One day, I was talking to Bob about pyramids and his reaction was just so so. I said to him, “I thought everyone was interested in them like sex.” I had been interested in pyramids and ancient civilizations since high school. Anyway, It’s interesting to me and kind of fun to recall my trip to Mexico and Guatemala in 1974.

We had built our new house and Dee’s cousin from Japan had gone home after a six-month stay, Dee pulled her nursing job savings together and sent me on this trip.

It was hot and humid when I got to the Yucatan and Merida, I had to take baths both in the morning and night, I went on a car tour, with three of us, and as we passed a kind of walled off cemetery, I asked about it so the driver stopped.

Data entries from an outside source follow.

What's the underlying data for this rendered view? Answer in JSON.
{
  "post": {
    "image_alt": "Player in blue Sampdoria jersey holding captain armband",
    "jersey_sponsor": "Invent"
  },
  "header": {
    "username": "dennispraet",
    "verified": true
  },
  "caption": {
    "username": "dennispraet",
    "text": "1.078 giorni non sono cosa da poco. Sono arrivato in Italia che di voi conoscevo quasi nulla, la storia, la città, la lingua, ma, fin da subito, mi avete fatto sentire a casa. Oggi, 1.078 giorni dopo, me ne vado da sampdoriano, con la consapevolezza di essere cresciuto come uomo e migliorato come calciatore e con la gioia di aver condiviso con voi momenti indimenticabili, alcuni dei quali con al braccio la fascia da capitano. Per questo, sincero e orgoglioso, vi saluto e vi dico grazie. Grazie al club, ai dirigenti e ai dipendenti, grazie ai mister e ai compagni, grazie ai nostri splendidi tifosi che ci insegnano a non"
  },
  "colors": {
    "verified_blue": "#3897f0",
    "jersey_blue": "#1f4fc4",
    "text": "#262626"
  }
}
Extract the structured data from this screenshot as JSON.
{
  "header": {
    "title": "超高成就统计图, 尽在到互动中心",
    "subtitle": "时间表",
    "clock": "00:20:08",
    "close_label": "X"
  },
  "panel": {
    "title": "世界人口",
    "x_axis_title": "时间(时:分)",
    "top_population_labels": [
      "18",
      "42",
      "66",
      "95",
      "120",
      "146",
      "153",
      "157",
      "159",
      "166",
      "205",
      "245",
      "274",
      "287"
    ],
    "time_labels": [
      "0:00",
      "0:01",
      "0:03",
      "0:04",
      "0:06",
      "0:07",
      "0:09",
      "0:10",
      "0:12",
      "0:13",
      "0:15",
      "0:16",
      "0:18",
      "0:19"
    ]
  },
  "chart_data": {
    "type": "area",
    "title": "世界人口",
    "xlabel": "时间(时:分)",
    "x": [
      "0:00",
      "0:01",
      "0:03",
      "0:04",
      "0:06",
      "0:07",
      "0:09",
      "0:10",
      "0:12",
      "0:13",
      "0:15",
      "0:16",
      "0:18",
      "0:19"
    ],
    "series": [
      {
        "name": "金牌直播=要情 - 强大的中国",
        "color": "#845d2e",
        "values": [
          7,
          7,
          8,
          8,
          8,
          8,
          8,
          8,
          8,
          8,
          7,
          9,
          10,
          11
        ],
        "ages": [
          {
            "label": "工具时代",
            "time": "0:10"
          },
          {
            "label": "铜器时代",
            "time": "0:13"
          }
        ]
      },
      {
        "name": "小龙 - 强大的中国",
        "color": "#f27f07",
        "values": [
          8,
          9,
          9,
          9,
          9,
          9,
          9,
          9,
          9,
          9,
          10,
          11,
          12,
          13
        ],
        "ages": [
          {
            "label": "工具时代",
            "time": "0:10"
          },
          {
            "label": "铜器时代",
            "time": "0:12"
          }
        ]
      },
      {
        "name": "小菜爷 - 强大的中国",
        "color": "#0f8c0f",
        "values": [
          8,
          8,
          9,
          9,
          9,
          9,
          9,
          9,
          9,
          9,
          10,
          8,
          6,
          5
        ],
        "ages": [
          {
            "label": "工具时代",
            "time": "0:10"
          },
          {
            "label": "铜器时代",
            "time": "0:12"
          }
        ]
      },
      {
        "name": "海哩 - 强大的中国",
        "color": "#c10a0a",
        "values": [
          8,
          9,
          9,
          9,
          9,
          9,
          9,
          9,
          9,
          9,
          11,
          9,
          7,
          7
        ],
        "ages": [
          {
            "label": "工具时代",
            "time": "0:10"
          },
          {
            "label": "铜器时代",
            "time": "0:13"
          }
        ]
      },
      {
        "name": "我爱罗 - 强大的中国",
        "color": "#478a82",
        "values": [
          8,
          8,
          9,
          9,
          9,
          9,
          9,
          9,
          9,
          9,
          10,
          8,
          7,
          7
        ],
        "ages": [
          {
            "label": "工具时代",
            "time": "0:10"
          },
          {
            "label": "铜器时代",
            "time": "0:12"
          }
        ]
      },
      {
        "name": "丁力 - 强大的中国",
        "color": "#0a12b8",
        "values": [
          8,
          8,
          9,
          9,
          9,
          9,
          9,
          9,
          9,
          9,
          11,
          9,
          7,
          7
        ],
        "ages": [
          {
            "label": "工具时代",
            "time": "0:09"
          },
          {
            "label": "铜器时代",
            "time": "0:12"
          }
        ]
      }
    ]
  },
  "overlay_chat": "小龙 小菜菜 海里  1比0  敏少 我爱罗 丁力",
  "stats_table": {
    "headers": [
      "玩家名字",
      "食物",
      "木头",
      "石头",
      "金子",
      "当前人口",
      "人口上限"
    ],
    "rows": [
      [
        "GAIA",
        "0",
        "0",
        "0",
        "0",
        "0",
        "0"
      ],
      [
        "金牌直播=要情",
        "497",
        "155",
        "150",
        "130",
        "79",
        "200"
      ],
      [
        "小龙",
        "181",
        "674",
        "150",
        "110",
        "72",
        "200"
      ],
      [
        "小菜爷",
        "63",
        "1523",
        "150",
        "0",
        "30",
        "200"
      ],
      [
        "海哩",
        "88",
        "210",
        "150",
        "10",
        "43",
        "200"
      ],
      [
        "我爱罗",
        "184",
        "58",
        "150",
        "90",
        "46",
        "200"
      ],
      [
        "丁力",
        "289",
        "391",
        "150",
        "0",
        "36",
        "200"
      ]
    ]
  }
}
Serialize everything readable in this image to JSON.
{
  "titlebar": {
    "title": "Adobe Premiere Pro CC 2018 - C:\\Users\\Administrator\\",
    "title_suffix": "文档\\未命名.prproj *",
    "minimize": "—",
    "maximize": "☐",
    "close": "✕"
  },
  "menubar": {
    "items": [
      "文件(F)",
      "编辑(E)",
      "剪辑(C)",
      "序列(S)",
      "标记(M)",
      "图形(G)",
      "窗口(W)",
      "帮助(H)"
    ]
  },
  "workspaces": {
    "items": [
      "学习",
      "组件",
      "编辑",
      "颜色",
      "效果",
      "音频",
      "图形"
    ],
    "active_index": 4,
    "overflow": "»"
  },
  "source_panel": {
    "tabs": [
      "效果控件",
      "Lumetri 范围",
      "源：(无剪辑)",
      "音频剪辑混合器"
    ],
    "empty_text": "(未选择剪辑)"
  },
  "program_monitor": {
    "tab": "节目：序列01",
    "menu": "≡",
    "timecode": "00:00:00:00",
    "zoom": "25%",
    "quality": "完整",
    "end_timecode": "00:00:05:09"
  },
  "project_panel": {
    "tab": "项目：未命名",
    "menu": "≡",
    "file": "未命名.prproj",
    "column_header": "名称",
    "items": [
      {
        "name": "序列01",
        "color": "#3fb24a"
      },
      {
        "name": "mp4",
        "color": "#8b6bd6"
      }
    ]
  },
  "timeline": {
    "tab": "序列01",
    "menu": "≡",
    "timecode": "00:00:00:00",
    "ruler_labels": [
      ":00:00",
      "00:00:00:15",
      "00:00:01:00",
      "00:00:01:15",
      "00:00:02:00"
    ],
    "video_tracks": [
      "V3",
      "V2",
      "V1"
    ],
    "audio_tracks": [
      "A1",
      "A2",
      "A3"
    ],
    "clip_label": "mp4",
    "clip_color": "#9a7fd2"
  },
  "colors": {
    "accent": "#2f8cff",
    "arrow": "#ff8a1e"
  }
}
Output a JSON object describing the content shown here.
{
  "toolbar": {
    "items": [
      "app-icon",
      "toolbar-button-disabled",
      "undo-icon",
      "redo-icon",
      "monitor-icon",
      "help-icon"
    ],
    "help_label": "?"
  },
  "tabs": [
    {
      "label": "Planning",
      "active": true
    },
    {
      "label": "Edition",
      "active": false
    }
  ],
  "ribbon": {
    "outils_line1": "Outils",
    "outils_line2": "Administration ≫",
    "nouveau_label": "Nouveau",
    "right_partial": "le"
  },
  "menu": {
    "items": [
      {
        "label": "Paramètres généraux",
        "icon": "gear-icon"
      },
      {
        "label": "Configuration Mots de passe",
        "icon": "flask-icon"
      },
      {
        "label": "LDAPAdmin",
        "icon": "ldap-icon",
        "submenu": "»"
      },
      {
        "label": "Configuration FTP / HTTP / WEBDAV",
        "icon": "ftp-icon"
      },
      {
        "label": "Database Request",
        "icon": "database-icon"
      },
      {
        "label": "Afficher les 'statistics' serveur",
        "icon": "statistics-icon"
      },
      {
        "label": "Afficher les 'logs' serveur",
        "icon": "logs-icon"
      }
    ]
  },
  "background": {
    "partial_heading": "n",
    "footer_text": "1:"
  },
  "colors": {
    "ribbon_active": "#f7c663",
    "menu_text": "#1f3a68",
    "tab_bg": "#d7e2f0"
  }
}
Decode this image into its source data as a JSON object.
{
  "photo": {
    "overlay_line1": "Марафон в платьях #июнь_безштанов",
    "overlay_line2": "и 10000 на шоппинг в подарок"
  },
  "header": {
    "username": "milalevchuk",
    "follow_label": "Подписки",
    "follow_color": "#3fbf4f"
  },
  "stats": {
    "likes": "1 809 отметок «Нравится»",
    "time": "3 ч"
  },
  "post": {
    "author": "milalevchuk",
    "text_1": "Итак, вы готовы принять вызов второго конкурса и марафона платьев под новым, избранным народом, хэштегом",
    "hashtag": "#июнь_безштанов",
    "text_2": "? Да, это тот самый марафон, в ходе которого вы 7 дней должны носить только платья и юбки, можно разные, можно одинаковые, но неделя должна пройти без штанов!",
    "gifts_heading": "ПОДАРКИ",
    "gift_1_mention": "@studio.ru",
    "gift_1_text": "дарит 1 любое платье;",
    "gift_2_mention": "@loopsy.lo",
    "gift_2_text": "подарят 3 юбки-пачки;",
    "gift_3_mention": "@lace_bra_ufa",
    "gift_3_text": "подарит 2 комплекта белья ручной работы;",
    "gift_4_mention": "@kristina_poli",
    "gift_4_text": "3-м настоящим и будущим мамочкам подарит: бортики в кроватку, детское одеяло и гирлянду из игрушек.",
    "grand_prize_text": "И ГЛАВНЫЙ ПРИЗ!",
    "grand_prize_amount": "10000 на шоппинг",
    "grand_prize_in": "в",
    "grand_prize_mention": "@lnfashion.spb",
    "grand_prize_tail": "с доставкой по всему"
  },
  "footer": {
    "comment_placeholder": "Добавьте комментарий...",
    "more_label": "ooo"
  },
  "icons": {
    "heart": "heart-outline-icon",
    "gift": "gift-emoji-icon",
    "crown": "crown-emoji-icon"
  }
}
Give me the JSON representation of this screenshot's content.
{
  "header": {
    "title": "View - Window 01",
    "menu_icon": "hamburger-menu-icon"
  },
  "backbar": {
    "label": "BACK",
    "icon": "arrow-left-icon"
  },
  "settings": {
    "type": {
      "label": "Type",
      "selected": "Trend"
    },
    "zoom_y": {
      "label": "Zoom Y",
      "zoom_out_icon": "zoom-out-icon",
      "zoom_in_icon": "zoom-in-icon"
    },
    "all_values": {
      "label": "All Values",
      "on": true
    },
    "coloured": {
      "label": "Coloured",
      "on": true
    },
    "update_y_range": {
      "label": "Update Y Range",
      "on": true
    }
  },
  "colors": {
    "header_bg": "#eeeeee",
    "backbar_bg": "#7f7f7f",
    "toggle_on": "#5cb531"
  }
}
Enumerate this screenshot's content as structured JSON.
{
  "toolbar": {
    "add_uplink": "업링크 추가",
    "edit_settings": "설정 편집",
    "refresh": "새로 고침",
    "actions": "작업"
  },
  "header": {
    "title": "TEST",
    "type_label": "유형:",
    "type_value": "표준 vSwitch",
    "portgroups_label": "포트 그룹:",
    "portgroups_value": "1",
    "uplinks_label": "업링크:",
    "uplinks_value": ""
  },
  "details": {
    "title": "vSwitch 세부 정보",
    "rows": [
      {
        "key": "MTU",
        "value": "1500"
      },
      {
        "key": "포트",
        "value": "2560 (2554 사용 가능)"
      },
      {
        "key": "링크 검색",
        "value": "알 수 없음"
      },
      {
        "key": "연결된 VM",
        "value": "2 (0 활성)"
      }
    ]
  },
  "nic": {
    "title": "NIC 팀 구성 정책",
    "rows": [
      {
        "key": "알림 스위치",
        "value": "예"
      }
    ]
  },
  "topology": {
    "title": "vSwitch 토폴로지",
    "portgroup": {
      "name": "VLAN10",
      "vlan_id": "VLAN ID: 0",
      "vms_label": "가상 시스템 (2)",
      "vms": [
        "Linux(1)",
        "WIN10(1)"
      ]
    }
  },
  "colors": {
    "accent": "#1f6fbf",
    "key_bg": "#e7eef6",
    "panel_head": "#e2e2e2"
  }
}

It was one of those places where the dead body was placed to decay in a shallow grave box with a lid. After a year or so, nothing was left but the skeleton. It looked all brown and dusty. There was a man inside near one of the walls. His job was washing the bones - what a job. I learned that after the bones were washed, they were placed into a lantern-like display case, the family was notified and there was a ceremony.

With all it’s political issues, Guatamala City was not peaceful. Soldiers were standing around with automatic weapons on their shoulders. The city, laid out in kind of a circle with the capital in the middle was interesting. There was a walking relief map of Guatemala, like a putt putt golf course. The guide explained that the President liked it so much, he had the builder killed so no one else could make one like it. Using my limited Spanish, I got around.

The most impressive place was Tikal, an ancient Mayan city that had been reclaimed from the jungle. As I was riding in a small Bush Plane, I mentioned to the pilot, “I recently read that a plane had crashed flying over the jungle.”

He answered, “That was my brother.”

After we landed, the site was nothing special at first. Then we got under the canopy of the jungle foliage of the lost city of Tikal. It smelled like mushrooms. I saw huge Banyan trees roots and a lot of monkeys overhead!

Entering the big courtyard of the main pyramid ruins with the famous steep steps, maybe 300 ft. high, it was more exciting than I had imagined! I climbed, holding on to a chain. At the top was a 2000 year old cedar temple. What a view!

Seeing the Tikal pyramid scenes again in a Star Wars movie and seeing documentaries on TV, create special feelings because I’ve been there.